Id. at 583, 627 S.E.2d at 295 (quoting Hensley, 77 N.C. App. at 195, 334 S.E.2d at 785).
    In the present case, the court considered the following facts and circumstances of defendant's prior conviction: that the conviction was a felony conviction from 1993 in New Jersey; that defendant's status as a convicted felon made it illegal for him to possess the firearm in the present case; that the prior conviction, like the case in question, involved eluding the police; and that the prior conviction was for aggravated assault, manifesting extreme indifference to the value of human life, and recklessly causing serious bodily injury. The court incorporated by reference these facts and circumstances into its findings when it stated “under the facts and circumstances as best we can tell on the face of that record and in the context of this case [the probative value of the conviction] substantially outweigh[s] the prejudicial effect.” With regard to the weight assigned to the facts and circumstances, “[t]he trial court's ultimate determination is reversible only for a manifest abuse of discretion.” Shelly, 176 N.C. App. at 578, 627 S.E.2d at 292. Accordingly, we conclude thatthe trial court did not err in admitting evidence of defendant's prior conviction.

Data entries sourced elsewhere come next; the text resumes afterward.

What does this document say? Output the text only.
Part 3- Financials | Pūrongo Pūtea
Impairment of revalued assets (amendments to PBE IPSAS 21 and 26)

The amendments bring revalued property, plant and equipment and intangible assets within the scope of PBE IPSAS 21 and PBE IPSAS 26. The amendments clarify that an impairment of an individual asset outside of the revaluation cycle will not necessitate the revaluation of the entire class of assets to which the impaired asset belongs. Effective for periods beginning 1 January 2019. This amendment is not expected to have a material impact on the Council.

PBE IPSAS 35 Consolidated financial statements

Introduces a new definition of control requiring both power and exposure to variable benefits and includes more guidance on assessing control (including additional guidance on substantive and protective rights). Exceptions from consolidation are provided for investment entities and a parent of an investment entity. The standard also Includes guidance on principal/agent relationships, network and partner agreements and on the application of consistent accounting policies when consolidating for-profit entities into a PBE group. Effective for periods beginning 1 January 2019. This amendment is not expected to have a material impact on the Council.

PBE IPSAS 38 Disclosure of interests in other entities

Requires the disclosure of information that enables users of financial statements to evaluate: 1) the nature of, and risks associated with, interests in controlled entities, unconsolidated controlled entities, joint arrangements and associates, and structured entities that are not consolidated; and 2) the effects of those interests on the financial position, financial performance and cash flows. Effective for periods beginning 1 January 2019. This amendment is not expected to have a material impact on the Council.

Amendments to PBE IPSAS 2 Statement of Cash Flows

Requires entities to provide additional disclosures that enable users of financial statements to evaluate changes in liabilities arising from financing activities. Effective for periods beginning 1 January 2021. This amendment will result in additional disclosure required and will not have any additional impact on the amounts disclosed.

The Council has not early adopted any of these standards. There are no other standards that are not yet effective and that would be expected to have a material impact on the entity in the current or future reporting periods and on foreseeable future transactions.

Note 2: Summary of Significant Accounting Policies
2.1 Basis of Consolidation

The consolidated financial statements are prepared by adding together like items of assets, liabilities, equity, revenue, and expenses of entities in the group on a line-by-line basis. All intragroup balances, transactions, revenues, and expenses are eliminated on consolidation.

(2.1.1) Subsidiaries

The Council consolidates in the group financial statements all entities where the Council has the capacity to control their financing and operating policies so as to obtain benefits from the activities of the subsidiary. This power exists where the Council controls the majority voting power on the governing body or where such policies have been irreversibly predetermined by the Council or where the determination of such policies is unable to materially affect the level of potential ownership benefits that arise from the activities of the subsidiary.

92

    Furthermore, although defendant objected to the admission of the testimony through his motion in limine, he failed to object again to the evidence when it was introduced. “Our Supreme Court has consistently held that '[a] motion in limine is insufficient to preserve for appeal the question of the admissibility of evidence if the defendant fails to further object to that evidence at the time it is offered at trial.'” State v. Tutt, 171 N.C. App. 518, 520, 615 S.E.2d 688, 690 (2005) (quoting State v. Hayes, 350 N.C. 79, 80, 511 S.E.2d 302, 303 (1999)). Under such circumstances, the error is reviewed only for plain error. Id. at 714, 603 S.E.2d at 834. Even if it had been error to admit evidence of defendant's prior conviction, it does not rise to the level of plain error in light of the other evidence of defendant's intent, the limited evidence presented of the conviction, and the court's instruction that the prior conviction evidence could be considered only for the limited purpose of determining credibility.
    No error.
    Judges McCULLOUGH and TYSON concur.